プロフィール
三木サチコ [日本]
1974年群馬県生まれ。彫刻家。2001年東京造形大学 (彫刻)研究生 修了。異世界のアニメキャラクターのようでありながら、人間の内面的な本質を視覚的に表現している。
《message》
私は人間の中身の形をつくっています。
「人間は見かけじゃない、中身が大事だよ」なんて子供のころよく言われたけれど、自分を守るものや飾るものをすべて取り去ったらどんな形になるのだろう。
そう思って作った自分の弱さや小ささを表に出した作品が意外な強さを持ち他者の共感を得た経験から、物事に潜む逆説性を確信するようになりました。普段私は自然のものに強く惹かれると同時に、ものすごく人工的なものにも心を動かされます。美しい朝日にも感動するけれど遊園地の作り物にも感心してしまいますし、山登りが好きだけれど山で食べるカップラーメンも大好きです。人間の中身の形を作ろうとしながら中は空洞だったり、環境を心配しながらプラスチックを使ったり。矛盾に満ちています。けれど、一つのことを志向するとき、ヒトは往々にして反対側を忘れがちです。
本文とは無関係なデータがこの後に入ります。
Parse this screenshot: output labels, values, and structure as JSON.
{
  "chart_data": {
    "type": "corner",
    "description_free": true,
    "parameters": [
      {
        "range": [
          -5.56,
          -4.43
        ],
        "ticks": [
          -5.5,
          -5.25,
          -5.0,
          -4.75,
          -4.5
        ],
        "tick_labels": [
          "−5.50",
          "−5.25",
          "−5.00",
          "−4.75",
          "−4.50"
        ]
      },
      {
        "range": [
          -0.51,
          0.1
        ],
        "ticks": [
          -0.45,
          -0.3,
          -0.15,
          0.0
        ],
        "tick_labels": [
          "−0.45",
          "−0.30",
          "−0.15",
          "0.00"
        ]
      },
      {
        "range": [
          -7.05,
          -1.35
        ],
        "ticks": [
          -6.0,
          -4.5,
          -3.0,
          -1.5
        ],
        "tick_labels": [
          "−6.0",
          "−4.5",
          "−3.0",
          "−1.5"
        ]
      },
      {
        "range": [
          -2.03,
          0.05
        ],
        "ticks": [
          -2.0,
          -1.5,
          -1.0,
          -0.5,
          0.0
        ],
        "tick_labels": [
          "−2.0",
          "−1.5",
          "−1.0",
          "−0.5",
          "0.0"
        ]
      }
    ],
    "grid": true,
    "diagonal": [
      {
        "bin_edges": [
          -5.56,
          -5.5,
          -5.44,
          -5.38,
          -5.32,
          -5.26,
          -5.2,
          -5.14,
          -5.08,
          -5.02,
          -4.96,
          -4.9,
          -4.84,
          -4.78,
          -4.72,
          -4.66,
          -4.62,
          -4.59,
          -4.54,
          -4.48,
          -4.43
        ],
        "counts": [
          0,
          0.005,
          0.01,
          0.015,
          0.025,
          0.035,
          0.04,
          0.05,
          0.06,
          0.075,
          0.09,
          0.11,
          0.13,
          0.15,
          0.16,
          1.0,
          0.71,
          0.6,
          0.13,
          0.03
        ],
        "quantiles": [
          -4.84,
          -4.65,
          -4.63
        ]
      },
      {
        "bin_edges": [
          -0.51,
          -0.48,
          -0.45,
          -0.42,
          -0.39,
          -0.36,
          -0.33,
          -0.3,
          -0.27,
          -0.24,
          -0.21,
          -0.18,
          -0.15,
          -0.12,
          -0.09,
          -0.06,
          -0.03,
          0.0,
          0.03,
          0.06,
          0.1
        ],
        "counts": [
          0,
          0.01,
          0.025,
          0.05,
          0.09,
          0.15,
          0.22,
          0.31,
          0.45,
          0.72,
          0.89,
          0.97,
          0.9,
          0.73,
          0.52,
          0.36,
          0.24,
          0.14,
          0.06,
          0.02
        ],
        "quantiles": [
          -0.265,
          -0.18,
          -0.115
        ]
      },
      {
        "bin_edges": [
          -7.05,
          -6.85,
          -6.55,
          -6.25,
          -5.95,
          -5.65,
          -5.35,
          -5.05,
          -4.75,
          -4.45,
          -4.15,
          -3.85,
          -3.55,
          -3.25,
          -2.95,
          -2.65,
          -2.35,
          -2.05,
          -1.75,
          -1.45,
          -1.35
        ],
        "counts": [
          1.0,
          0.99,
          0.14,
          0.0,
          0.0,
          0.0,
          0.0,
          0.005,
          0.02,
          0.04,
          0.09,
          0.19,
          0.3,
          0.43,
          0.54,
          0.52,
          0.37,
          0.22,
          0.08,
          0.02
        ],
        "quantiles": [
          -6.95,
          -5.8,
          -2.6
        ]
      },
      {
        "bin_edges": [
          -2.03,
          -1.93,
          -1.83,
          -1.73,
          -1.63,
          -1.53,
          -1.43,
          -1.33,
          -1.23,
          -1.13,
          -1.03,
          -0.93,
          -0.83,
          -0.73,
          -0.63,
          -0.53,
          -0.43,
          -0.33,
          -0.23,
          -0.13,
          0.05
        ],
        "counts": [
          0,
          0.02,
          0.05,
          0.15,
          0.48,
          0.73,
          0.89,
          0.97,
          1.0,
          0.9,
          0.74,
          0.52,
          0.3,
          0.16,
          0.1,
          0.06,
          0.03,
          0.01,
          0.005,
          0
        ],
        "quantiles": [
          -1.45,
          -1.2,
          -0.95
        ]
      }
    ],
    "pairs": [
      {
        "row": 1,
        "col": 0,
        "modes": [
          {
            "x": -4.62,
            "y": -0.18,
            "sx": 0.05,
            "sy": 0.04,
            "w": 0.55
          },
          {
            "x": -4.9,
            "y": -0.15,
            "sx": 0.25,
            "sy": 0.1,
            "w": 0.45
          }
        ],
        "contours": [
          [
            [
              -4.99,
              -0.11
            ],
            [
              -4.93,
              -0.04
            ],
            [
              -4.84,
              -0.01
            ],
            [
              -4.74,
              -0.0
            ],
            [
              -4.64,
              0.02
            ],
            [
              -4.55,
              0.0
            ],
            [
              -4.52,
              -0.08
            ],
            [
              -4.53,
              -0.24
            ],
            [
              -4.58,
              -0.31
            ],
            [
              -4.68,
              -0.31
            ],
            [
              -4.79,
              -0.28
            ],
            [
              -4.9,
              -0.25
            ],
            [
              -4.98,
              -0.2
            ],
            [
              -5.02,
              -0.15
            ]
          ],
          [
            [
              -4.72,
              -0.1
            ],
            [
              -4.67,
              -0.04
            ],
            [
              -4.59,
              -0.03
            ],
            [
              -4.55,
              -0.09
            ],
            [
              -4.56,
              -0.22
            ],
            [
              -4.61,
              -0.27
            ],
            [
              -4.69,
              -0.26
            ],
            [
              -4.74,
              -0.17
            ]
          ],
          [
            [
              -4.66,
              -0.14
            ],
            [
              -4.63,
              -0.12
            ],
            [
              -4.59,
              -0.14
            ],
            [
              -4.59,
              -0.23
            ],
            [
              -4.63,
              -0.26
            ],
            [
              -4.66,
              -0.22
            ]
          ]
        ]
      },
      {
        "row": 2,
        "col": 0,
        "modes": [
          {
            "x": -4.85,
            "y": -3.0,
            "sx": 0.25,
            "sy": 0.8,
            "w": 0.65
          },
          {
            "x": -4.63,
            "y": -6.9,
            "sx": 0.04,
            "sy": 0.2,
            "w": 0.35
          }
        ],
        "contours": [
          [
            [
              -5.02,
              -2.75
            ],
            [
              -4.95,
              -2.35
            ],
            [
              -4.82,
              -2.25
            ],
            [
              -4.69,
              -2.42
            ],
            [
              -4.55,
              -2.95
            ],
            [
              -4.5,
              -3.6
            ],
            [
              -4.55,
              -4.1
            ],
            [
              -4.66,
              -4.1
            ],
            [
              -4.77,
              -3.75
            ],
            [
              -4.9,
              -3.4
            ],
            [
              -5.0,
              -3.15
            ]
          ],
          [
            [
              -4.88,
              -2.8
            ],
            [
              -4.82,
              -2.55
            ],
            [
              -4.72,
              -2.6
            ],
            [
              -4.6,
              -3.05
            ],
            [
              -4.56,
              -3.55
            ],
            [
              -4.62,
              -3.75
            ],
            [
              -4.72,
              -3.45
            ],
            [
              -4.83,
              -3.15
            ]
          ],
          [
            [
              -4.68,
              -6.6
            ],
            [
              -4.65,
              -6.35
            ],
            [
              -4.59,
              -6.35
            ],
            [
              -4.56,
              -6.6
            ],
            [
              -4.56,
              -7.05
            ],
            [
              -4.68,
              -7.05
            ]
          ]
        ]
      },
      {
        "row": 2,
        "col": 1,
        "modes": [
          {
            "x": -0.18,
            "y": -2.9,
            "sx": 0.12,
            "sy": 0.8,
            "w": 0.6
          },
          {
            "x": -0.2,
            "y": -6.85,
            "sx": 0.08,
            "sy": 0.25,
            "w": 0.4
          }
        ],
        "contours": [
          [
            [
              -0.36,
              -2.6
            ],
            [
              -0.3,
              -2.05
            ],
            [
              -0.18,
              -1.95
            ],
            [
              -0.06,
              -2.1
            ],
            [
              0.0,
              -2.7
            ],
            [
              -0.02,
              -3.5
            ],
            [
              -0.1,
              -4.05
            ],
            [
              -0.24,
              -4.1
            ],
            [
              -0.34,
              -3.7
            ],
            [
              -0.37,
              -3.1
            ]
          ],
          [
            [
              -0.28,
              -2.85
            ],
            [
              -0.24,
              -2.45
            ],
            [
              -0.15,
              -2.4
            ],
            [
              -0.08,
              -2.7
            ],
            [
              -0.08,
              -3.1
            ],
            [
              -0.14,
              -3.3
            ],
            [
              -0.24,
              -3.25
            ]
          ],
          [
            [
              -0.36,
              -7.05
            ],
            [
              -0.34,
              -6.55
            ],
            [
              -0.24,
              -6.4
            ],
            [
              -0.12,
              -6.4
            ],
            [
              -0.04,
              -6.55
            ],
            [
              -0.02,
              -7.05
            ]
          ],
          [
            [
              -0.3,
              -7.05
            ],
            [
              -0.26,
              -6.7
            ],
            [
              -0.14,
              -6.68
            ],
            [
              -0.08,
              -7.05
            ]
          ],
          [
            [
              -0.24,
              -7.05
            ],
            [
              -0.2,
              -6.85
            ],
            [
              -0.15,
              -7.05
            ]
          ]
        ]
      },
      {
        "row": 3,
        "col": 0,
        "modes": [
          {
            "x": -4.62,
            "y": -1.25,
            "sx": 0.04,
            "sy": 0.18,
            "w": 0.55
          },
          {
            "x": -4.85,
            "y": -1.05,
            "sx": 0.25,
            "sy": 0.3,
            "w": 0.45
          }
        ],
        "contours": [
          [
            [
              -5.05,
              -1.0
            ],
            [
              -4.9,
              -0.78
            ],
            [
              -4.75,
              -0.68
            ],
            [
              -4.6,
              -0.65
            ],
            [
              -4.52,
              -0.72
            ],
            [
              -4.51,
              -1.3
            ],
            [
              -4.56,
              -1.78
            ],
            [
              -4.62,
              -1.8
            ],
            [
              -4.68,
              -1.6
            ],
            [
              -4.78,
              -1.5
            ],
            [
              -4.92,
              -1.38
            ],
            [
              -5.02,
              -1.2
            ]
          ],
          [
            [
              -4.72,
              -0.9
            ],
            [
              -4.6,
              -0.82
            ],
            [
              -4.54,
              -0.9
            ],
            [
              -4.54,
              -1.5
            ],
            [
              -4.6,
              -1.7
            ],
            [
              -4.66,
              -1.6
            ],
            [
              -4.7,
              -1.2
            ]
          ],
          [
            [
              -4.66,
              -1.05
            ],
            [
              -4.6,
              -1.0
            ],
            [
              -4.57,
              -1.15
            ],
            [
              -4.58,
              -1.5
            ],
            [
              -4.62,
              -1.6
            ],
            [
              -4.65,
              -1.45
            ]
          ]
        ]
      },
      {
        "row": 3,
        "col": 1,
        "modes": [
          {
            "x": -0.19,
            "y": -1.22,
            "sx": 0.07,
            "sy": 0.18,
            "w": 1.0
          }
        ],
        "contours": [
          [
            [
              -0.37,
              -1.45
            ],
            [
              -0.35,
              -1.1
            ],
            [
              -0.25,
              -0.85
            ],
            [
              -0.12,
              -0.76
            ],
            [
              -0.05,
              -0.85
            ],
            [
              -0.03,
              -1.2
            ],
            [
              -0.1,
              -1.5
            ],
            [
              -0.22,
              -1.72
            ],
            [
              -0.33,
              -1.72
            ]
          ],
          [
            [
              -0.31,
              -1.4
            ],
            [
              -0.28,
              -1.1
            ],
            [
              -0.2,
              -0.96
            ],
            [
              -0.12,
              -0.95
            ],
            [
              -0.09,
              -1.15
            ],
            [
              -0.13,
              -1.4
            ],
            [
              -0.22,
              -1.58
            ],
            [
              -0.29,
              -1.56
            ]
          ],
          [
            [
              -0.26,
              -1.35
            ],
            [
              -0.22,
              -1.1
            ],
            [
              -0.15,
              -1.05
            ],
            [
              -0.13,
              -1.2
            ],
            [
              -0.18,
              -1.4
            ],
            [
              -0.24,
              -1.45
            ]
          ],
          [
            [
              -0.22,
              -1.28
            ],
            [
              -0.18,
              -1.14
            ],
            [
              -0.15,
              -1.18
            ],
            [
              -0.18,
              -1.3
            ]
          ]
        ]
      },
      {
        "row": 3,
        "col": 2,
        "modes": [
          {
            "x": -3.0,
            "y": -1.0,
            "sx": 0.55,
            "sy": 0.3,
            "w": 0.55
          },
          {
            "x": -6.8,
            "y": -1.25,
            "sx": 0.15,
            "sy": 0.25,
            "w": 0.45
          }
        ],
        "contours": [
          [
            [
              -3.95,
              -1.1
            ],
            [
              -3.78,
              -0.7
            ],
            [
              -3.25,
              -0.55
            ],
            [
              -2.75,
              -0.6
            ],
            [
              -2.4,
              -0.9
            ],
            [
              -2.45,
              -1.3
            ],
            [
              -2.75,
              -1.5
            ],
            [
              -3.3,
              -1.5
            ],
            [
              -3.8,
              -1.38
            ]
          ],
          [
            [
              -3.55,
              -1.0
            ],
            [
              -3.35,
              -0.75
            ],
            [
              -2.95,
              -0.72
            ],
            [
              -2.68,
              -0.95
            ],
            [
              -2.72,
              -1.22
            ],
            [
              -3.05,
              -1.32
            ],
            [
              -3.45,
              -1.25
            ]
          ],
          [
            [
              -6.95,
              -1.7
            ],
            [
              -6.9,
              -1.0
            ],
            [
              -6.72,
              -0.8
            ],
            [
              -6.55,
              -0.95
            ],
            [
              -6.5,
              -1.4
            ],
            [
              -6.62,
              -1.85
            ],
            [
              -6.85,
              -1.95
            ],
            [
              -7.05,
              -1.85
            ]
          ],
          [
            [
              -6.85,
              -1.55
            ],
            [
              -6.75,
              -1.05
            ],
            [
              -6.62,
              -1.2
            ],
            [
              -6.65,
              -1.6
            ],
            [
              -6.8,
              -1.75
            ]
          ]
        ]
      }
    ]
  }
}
デジタル社会が進んで、簡単、便利、時短で出来るものが増え、巷にあふれる製品は除菌抗菌で清潔になり、安全安心をうたう品物も増えました。ほとんど反対側を忘れかけているようですが、反対側が存在しなくなることが本当に良いのか、作品を作りながら考えます。
この地域に残る築100年を超す建物は、たくさんの人間を見守ってきました。そこを少し変わった形の人たちがしばし間借りします。その様子を簡単、便利、時短ではなかった時代の建物や街並みとともに楽しんでいただけたら嬉しいです。